I watched WAKING LIFE and I truly admire all that Karmicomicosmic sense of humor that went into the writing of that film. Hats off to Linklater! -s.s.raros(poet&columnist)
“Waking Life” is one of my favorite films. Rotoscoped animation, uncomfortably sliding between almost real to fantasy (reflecting the subject matter), backgrounds endlessly shifting and moving, jumping from one setting to another and tackling ambitious subjects of reality/dreaming/evolution/god, it has got to be the most uncomfortable, most profound and most interesting animated films I have ever seen.
I can’t wait for “A Scanner Darkly” to be released. Maybe, if I meet him, Richard can give me a sneak peak…

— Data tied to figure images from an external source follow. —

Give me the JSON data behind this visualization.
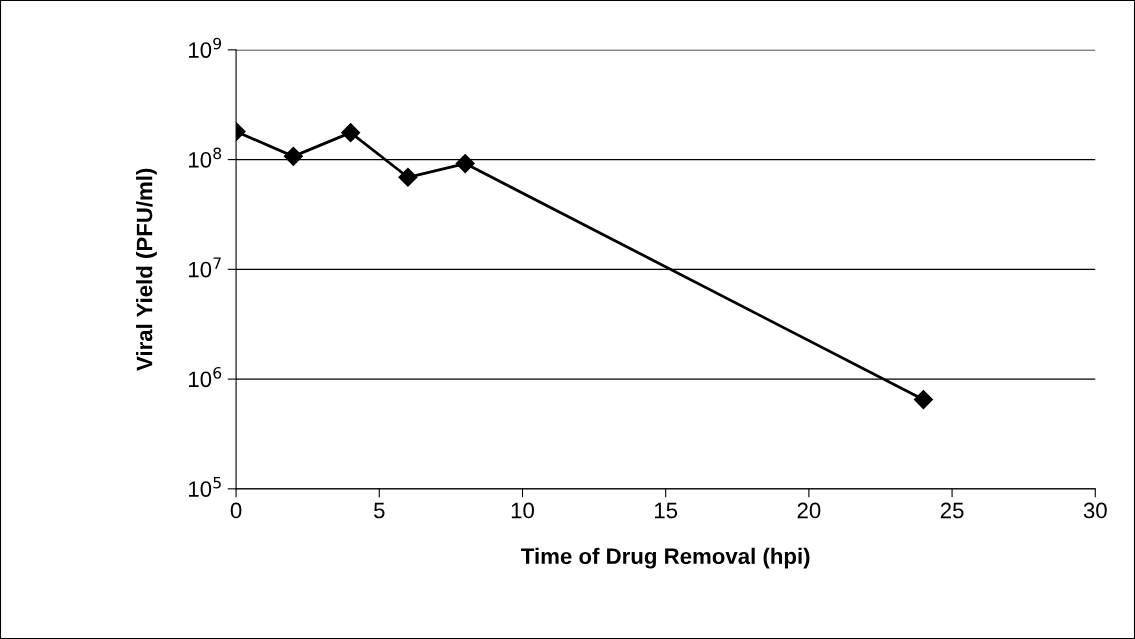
{
  "chart_data": {
    "type": "line",
    "xlabel": "Time of Drug Removal (hpi)",
    "ylabel": "Viral Yield (PFU/ml)",
    "x": [
      0,
      2,
      4,
      6,
      8,
      24
    ],
    "series": [
      {
        "color": "#000000",
        "values": [
          180000000,
          107000000,
          176000000,
          69000000,
          92000000,
          650000
        ]
      }
    ],
    "log": "y",
    "xlim": [
      0,
      30
    ],
    "xticks": [
      0,
      5,
      10,
      15,
      20,
      25,
      30
    ],
    "ylim": [
      100000,
      1000000000
    ],
    "yticks": [
      {
        "value": 100000,
        "label": "10$^{5}$"
      },
      {
        "value": 1000000,
        "label": "10$^{6}$"
      },
      {
        "value": 10000000,
        "label": "10$^{7}$"
      },
      {
        "value": 100000000,
        "label": "10$^{8}$"
      },
      {
        "value": 1000000000,
        "label": "10$^{9}$"
      }
    ],
    "grid": "y",
    "marker": "diamond",
    "line_style": "solid",
    "legend": false
  }
}
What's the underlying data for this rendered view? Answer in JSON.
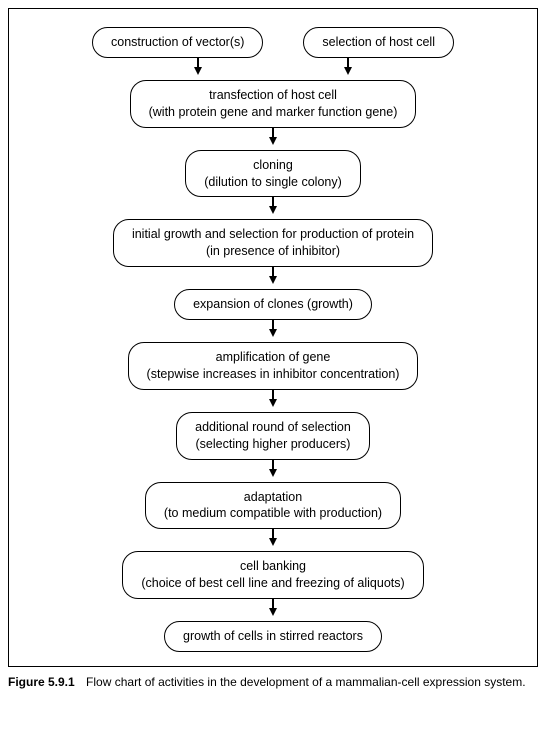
{
  "flowchart": {
    "type": "flowchart",
    "background_color": "#ffffff",
    "border_color": "#000000",
    "node_style": {
      "border_radius": 16,
      "border_color": "#000000",
      "border_width": 1.2,
      "font_size": 12.5,
      "font_family": "Arial",
      "text_color": "#000000",
      "padding_x": 18,
      "padding_y": 6
    },
    "arrow_style": {
      "stroke": "#000000",
      "shaft_width": 1.2,
      "head_width": 8,
      "head_height": 8,
      "gap_height": 22
    },
    "nodes": {
      "n1": "construction of vector(s)",
      "n2": "selection of host cell",
      "n3_line1": "transfection of host cell",
      "n3_line2": "(with protein gene and marker function gene)",
      "n4_line1": "cloning",
      "n4_line2": "(dilution to single colony)",
      "n5_line1": "initial growth and selection for production of protein",
      "n5_line2": "(in presence of inhibitor)",
      "n6": "expansion of clones (growth)",
      "n7_line1": "amplification of gene",
      "n7_line2": "(stepwise increases in inhibitor concentration)",
      "n8_line1": "additional round of selection",
      "n8_line2": "(selecting higher producers)",
      "n9_line1": "adaptation",
      "n9_line2": "(to medium compatible with production)",
      "n10_line1": "cell banking",
      "n10_line2": "(choice of best cell line and freezing of aliquots)",
      "n11": "growth of cells in stirred reactors"
    },
    "edges": [
      [
        "n1",
        "n3"
      ],
      [
        "n2",
        "n3"
      ],
      [
        "n3",
        "n4"
      ],
      [
        "n4",
        "n5"
      ],
      [
        "n5",
        "n6"
      ],
      [
        "n6",
        "n7"
      ],
      [
        "n7",
        "n8"
      ],
      [
        "n8",
        "n9"
      ],
      [
        "n9",
        "n10"
      ],
      [
        "n10",
        "n11"
      ]
    ]
  },
  "caption": {
    "label": "Figure 5.9.1",
    "text": "Flow chart of activities in the development of a mammalian-cell expression system.",
    "font_size": 12,
    "label_weight": "bold"
  }
}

I used to want to meet Richard Linklater so I could punch him in the nose for making Dazed and Confused and reminding me just how truly jaded, dazed, and confused were those of us who came of age in the 70s. Then I saw an interview he did where he said the movie wasn’t intended to be a nostalgic “aw, those were the good old days” kind of film. So I decided violence wasn’t the right response. I mean, the guy has to have some kind of genius for accurately capturing that screwed up decade and its misbegotten youth.
Still, when I watch the movie, it’s easy to remember why so many of us spent the decade stoned out of our minds.